Dispatch (R-Columbus): Kasich long on rhetoric, short on results
Joe Hallett, registered Republican, tries to help John Kasich’s “dirty little secret” by writing about it and declaring it no big deal.
However, Hallett and Riskind engage in a game of distraction in declaring Kasich a “success.”
The article begins with this question:
“How much of a role did Kasich actually play in balancing the federal budget in the late 1990s?”
Here’s Governor Strickland’s answer:
“It was the economy that brought us to a balanced budget, it was not the work of any individual,” Strickland said.
…
But Strickland also correctly points out that the task was made easier then by tax increases championed in 1990 by Republican President George H.W. Bush and in 1993 by Clinton, coupled with a booming dot-com economy that produced record revenue for the federal government.
And for an objective, academic prospective?
“For the most part, Republicans and Democrats joined together to take credit for what was happening, due mostly to a bubble-fed surge in federal revenues,” said Allen Schick, a federal budget expert and public policy professor at the University of Maryland.
Kasich’s response?
Kasich disagreed, contending that Clinton’s budgets in 1994 and 1995 projected “$200 billion deficits as far as the eye could see.”
Well, not really, and Hallett and Riskind failed to point out an obvious counterpoint to Kasich’s soundbite: Kasich’s budgets at the time also predicted budget deficits until this century. None of Kasich’s budgets, which were NEVER enacted, ever predicted a budget surplus in the 1990s. At best, they predicted a “balanced” budget by the early 2000s.
The reason Kasich’s projections were off? Yeah, that bubble economy Prof. Schick and even the CATO Institute acknowledges was responsible for balancing the budget and creating federal “surpluses,” not John Kasich (or Bill Clinton.)

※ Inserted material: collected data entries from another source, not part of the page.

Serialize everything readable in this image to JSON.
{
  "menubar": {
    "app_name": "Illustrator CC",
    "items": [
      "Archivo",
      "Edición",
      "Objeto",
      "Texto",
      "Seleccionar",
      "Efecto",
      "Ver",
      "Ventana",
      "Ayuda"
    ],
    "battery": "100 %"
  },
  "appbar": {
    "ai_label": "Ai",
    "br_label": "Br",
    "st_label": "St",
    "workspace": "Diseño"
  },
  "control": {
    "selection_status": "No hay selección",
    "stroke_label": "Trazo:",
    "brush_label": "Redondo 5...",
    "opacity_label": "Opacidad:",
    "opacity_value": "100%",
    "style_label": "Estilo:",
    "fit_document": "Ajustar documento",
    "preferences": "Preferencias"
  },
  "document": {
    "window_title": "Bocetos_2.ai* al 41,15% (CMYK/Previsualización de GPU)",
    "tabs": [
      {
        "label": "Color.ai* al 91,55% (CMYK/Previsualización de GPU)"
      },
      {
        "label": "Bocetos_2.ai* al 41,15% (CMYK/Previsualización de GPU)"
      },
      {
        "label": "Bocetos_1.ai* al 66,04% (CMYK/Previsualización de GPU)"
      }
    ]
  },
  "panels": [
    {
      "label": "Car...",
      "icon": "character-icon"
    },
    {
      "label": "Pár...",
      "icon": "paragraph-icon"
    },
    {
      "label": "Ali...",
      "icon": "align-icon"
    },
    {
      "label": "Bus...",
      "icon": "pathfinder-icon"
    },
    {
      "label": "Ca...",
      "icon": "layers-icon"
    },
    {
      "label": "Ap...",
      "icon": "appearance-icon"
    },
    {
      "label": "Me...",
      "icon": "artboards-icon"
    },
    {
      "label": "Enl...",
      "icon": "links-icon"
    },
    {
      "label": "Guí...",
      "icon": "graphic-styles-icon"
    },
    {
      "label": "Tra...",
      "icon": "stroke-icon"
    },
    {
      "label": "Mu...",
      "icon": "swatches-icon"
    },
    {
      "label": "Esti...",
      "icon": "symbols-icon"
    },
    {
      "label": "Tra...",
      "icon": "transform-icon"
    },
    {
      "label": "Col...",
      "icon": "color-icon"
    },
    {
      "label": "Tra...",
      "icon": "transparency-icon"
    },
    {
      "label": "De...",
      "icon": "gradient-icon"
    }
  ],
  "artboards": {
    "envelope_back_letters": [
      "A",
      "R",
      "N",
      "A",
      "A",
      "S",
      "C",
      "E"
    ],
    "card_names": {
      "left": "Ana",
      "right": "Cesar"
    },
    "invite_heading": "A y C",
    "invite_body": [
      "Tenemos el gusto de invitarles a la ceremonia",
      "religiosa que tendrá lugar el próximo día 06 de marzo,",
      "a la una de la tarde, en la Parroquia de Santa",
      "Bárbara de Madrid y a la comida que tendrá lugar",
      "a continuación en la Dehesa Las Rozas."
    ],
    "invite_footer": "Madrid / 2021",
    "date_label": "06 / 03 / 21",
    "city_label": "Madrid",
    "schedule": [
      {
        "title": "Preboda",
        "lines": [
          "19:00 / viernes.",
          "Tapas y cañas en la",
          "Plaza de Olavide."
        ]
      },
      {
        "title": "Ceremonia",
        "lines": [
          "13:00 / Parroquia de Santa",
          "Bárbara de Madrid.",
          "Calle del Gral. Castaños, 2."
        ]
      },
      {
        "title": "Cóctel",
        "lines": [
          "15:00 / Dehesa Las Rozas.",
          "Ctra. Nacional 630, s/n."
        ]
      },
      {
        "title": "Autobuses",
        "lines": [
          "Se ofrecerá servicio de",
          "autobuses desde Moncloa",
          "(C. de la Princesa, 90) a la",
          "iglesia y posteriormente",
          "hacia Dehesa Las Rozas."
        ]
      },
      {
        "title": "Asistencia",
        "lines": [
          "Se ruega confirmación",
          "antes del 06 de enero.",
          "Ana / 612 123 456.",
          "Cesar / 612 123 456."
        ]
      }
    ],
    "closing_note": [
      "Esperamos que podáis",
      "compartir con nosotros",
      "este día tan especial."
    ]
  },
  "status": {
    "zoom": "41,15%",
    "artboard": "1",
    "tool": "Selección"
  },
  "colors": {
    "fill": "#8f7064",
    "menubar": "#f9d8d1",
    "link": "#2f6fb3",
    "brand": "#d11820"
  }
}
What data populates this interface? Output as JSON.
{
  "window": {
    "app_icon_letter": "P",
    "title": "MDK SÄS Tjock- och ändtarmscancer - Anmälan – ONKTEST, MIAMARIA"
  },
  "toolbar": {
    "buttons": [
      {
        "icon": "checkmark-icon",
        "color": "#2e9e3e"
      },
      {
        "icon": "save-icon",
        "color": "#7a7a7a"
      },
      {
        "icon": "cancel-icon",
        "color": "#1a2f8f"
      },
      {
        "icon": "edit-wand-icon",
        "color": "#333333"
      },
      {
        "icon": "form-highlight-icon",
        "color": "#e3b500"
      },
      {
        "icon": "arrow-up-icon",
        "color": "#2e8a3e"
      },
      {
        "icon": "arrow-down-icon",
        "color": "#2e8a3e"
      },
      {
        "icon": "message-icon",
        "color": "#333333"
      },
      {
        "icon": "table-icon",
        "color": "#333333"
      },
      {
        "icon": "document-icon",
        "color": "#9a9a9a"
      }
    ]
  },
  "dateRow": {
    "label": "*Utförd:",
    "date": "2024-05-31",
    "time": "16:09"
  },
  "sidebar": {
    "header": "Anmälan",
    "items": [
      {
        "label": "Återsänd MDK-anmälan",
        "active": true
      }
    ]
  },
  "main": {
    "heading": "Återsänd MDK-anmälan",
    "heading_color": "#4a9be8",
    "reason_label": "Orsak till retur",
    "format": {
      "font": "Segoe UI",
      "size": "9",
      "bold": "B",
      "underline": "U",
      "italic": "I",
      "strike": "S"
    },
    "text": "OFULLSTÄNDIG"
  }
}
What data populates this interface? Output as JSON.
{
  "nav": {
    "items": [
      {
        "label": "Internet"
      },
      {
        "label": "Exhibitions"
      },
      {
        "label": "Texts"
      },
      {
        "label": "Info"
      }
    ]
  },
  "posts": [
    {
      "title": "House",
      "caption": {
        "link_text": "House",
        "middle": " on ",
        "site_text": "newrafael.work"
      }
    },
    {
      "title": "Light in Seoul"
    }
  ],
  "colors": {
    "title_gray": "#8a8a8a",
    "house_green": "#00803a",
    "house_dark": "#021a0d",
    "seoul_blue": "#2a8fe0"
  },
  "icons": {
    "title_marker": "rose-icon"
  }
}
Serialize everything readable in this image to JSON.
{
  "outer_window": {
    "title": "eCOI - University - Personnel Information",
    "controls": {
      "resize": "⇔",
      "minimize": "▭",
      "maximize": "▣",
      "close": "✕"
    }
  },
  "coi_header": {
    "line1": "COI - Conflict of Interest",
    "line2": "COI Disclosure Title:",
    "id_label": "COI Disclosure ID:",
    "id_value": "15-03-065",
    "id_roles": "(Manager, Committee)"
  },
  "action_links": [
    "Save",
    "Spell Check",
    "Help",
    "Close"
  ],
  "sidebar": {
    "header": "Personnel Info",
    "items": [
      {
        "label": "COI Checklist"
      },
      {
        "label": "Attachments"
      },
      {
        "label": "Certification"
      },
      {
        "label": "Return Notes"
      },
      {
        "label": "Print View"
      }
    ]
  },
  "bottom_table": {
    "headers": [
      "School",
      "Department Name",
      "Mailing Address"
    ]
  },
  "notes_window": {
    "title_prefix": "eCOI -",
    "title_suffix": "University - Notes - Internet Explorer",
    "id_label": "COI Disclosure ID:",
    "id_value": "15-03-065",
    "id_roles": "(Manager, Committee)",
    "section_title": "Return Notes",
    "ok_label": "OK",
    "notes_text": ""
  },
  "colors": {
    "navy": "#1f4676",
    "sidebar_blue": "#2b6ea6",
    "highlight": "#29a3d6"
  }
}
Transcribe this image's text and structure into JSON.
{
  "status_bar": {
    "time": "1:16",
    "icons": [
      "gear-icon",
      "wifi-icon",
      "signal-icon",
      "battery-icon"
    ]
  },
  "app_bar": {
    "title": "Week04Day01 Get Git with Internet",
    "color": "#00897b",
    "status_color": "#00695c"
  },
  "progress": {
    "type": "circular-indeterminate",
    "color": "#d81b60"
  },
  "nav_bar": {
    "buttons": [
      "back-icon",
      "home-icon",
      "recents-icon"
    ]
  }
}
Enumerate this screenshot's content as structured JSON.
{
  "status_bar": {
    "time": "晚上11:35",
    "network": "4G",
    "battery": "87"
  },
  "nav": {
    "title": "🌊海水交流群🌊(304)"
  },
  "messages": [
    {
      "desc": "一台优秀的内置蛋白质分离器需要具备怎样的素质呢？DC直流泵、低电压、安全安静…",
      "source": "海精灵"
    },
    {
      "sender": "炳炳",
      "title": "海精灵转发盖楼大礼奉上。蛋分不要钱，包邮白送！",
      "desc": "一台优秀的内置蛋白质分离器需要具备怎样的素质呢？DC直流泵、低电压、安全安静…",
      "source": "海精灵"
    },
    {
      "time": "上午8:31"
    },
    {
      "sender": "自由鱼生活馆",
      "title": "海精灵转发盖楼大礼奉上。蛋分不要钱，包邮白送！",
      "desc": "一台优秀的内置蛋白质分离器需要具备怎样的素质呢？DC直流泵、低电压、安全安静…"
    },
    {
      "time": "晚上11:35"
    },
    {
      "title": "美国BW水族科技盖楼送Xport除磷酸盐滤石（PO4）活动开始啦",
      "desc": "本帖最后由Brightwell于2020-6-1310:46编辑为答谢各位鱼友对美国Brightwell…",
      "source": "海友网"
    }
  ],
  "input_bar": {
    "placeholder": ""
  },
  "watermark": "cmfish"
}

To Kasich’s defense rides Newt Gingrich and Pete Dominici, who spend the rest of the article discussion how important Kasich’s role was in budget negotiations, even though he was excluded from negotiations with the White House, which the article mentions.
But this is a subterfuge, because this issue isn’t whether John Kasich was involved in the federal budget debate in the 1990s. He was the House Budget Chairman, of course, he was involved. The issue was, I thought, was did Kasich actually do anything that allows him to claim credit for those surpluses.
The fact that the Clinton White House is viewed as winning each budget battle and none of the draconian cuts Kasich advocated ever made it into law, coupled with the fact that Kasich’s own budgets didn’t predict they’d be balanced in nearly a decade, all suggests that his claim to fame is undeserved.
And you’d think that there’d be some mention of how Kasich’s current tax plan, with no plan to pay for them, is a stark contrast to the image Kasich presents from his congressional days.
You’d think in a story that was about whether Kasich did anything to deserve credit for the budget surplus, you’d see, you know, SOMETHING that actually discussed these issues.